The film opens in the not too distant past of Harlem, 1983. Hector Negron (Laz Alonso) is watching a John Wayne World War II movie on TV. As Negron watches we sense he's wondering where all the Hollywood films are about the role African Americans played in the war. "We fought for this country too," he says. But then at work the next day this aging postal worker just a few months shy of retirement pulls out a World War II German Lugar and shoots a male customer to death. Negron has a squeaky clean past as well as a Purple Heart and since he refuses to say anything, the cops are clueless as to his motivation for the crime. Adding a layer of complication is the fact that the cops find a 450-year-old artifact worth millions of dollars in Negron's closet. A neophyte reporter (Joseph Gordon-Levitt in a completely superfluous role) tries to pry the story out of Negron and this prompts a flashback.
An African American soldier befriends an Italian boy in Miracle at St. Anna. (Touchstone)
After a violent battle in which the white officers fail to believe the information provided by the black soldiers and consequently fail to provide them with proper support, four of the men from the 92nd head toward the tiny mountainous village of Colognora. The men are Second Staff Sergeant Aubrey Banks (Derek Luke); Sergeant Bishop Cummings (Michael Ealy); Cpl. Hector Negron (Laz Alonso), and PFC Sam Train (Omar Benson Miller). Along the way, Train picks up an injured seven-year-old Italian boy, Angelo (Matteo Sciabordi), who seems to be talking to an imaginary friend. The hulking American and the fragile Italian boy form a powerful bond that is the heart and soul of the film.
Lee makes the film consistently compelling but he fails to invest it with the intensity and cohesiveness of his more personal projects. The film also lacks the genre savvy he displayed just recently with the thriller Inside Man. In Miracle, Lee neither explodes the war film conventions nor does he hone them to perfection. He seems stranded between the social issues that have always interested him (racial prejudice, social inequality) and a sentimental tale of faith and miracles. It's almost as if Lee was making a war film about the Buffalo soldiers while screenwriter James McBride (adapting from his own book) was making a very different film about angels, miracles, superstition and the supernatural. Miracle lacks focus as Lee keeps heading off on tangents, sometimes providing a flashback within a flashback or a throw away scene (like an early one with John Leguizamo) that could have easily been excised to streamline the story. McBride's script doesn't develop much depth even though it clocks in at 160-minutes. Plus the script often spells out the points it's trying to make rather than forcefully illustrating them. So Banks ends up telling us, "I love Italy. I ain't a n-----r here." Similarly, a black aide to a white officer feels compelled to explain how racism functions in the military, and Lee serves up a rather obvious montage of blacks, Germans and Italians praying in their separate churches but essentially to the same God and with the same hopes for an end to the fighting. The sentimental tacked on ending doesn't help either and we leave the theater feeling that not all our questions have been answered.
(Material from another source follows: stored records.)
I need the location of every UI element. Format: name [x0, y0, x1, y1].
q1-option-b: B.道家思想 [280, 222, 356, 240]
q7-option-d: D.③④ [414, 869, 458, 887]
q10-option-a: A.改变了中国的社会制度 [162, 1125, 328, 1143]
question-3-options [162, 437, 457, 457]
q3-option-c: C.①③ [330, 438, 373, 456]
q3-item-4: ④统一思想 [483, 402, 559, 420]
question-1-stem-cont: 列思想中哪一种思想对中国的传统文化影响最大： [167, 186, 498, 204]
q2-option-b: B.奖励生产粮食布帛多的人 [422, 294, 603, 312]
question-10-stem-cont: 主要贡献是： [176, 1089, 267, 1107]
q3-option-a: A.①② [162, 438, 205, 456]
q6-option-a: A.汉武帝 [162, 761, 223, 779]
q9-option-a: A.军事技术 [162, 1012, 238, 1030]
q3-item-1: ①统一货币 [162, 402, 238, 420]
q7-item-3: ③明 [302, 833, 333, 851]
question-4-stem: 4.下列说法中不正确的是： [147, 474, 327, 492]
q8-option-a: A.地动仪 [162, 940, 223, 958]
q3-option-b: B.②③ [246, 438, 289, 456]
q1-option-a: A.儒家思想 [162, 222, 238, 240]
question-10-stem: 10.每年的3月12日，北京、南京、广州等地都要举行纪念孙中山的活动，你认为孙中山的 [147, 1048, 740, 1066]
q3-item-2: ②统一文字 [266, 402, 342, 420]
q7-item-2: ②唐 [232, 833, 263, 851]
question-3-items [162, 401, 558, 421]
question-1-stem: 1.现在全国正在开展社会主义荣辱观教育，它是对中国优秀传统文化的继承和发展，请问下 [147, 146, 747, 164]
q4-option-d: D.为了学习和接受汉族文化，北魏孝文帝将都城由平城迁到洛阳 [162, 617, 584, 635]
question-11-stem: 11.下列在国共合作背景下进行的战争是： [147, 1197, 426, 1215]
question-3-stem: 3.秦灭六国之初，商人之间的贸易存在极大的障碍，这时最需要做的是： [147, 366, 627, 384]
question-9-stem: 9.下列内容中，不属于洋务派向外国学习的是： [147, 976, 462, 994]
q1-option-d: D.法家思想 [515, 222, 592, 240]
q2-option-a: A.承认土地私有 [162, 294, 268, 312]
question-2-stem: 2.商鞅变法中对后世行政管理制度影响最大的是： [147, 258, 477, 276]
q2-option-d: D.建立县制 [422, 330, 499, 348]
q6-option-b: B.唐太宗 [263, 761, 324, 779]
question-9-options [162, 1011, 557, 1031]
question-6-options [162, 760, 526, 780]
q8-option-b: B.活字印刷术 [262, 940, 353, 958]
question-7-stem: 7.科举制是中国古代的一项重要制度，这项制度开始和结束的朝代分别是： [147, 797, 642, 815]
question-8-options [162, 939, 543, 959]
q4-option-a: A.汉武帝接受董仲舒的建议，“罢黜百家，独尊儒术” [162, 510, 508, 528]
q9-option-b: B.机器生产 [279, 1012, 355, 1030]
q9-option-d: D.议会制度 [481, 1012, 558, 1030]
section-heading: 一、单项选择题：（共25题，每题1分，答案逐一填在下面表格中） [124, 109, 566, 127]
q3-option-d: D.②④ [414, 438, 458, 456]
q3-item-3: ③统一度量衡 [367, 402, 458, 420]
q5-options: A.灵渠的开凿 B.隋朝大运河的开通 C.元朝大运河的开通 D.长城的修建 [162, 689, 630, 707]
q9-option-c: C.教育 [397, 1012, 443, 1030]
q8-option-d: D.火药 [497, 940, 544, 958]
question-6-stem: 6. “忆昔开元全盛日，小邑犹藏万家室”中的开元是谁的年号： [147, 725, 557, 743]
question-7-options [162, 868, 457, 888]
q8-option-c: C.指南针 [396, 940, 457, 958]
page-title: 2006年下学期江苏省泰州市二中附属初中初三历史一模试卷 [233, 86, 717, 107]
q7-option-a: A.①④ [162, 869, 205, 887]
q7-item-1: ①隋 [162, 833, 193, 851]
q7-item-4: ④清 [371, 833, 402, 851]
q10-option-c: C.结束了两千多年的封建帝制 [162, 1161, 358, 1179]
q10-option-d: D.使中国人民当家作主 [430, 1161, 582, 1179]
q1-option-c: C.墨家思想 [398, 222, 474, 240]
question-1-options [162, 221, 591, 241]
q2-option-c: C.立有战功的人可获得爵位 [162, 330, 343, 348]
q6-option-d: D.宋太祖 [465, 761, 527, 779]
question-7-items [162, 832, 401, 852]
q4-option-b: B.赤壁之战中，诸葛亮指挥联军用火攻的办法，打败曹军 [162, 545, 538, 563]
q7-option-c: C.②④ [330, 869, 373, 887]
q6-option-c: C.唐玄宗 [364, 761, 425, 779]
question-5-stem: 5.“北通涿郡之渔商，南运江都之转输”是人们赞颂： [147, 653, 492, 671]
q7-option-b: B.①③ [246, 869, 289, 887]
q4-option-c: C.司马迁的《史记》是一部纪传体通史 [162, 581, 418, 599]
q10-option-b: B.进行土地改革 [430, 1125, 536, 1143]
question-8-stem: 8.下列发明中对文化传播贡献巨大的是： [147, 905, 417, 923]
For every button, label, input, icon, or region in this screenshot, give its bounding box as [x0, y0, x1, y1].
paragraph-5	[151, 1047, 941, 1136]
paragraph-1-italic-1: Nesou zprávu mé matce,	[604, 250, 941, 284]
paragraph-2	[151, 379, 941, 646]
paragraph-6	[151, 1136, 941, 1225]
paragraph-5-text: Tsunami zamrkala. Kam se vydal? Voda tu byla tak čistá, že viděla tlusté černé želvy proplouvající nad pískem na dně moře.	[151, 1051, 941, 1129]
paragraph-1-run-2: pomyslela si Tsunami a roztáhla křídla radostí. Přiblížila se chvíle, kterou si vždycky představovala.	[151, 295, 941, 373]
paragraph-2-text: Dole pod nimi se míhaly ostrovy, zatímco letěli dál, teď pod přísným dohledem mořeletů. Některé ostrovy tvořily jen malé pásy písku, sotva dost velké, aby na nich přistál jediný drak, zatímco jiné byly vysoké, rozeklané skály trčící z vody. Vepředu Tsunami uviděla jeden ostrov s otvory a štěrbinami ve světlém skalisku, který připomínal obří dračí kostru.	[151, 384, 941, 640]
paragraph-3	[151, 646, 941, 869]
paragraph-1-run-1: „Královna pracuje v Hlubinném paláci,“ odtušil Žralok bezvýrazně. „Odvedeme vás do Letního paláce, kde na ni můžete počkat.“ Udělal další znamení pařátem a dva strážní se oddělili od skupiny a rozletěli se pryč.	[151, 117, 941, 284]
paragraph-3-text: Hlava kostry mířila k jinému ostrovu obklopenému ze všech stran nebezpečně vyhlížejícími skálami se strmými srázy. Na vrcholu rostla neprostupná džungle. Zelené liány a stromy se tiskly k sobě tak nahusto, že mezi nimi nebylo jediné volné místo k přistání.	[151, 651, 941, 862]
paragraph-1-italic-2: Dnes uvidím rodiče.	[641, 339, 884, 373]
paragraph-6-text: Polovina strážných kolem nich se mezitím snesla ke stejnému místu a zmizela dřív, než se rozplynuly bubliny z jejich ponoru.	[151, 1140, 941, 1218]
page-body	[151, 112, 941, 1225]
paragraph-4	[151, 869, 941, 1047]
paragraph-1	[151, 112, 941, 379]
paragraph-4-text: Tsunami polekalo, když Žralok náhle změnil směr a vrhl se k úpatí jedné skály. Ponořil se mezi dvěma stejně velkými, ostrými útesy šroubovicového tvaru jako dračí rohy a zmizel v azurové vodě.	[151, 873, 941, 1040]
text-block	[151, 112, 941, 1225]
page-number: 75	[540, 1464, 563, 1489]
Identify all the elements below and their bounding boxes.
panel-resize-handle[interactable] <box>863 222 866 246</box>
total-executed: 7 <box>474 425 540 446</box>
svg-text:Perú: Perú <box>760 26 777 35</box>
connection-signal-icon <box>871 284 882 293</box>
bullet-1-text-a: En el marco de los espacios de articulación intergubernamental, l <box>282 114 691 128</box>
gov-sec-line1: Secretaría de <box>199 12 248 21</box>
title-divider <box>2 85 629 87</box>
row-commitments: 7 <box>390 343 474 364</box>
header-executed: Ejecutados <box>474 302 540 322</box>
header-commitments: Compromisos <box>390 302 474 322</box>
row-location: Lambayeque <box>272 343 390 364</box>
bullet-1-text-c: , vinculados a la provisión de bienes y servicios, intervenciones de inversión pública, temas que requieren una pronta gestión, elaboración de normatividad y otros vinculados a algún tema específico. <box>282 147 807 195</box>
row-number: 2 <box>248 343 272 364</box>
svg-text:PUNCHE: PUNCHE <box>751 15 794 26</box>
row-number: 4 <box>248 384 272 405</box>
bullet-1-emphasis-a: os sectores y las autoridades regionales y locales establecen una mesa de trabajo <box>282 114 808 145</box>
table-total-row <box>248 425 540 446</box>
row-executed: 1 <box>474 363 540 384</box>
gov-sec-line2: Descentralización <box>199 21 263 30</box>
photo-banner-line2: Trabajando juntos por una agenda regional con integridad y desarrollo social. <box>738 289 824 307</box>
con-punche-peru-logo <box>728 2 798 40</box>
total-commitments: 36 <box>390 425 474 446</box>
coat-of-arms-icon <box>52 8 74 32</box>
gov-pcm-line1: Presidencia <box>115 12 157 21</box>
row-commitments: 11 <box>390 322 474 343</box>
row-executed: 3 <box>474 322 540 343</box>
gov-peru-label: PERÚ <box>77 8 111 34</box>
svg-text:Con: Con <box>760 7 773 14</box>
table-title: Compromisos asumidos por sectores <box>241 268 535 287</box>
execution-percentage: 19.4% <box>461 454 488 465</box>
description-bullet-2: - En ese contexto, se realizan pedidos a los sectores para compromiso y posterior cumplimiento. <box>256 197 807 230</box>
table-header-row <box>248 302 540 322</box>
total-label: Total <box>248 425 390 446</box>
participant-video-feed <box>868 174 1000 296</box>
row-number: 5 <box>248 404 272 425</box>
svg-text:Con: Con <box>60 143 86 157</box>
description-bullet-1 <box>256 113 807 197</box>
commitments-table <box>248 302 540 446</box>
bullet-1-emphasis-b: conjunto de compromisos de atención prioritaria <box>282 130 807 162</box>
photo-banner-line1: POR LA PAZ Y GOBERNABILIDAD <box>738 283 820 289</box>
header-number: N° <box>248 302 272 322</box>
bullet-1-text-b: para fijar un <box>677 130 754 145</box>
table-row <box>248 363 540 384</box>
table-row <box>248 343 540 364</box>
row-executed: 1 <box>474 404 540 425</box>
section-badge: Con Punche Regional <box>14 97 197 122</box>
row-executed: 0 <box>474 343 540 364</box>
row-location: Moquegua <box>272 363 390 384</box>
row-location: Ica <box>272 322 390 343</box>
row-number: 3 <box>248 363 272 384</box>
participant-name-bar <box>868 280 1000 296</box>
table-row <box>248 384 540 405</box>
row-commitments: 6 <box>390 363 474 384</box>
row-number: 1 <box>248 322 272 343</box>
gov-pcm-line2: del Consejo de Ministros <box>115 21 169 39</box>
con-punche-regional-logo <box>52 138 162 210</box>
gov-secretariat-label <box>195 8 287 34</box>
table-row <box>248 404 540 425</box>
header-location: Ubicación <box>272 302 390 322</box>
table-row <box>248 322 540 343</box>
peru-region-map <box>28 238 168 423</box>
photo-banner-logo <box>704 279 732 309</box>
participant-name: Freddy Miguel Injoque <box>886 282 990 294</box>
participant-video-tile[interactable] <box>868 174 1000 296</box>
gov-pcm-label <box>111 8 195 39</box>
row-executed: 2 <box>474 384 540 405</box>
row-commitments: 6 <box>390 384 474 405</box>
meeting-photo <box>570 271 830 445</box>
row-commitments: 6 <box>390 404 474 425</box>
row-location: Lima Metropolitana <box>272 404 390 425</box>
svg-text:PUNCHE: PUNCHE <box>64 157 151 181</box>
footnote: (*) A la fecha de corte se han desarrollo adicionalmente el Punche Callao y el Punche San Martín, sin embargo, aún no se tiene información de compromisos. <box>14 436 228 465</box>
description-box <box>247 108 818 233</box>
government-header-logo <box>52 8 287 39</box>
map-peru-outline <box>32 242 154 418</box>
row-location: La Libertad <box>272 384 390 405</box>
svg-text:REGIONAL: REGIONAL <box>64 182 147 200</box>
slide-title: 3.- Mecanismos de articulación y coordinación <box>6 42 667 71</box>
Derek Luke as a soldier in Miracle at St. Anna (Touchstone)
But Lee does well conveying the horror and chaos of battle, and the cold-blooded chill of seeing innocent people slaughtered. He also gives us a fascinating glimpse of Germany answer to Tokyo Rose with Axis Sally who plays on racism in an attempt to lower the morale of the black soldiers. There are also some nice moments between Train and Angelo, neither of who has ever been this close to someone of a different race.
Little Matteo Sciabordi stands out in the cast as being the one most able to find the magic needed to make us buy into the miracle. But we're not entirely sold. Omar Benson Miller (who has a supporting role in the upcoming The Express ) gives us a gentle giant with more heart than brains, but he surprises us with courage when Angelo needs protecting.
Miracle at St. Anna (rated R for strong war violence, language and some sexual content/nudity) is not Lee at his best but there's enough of merit to make it a worthwhile experience, especially if you are a fan of Lee's.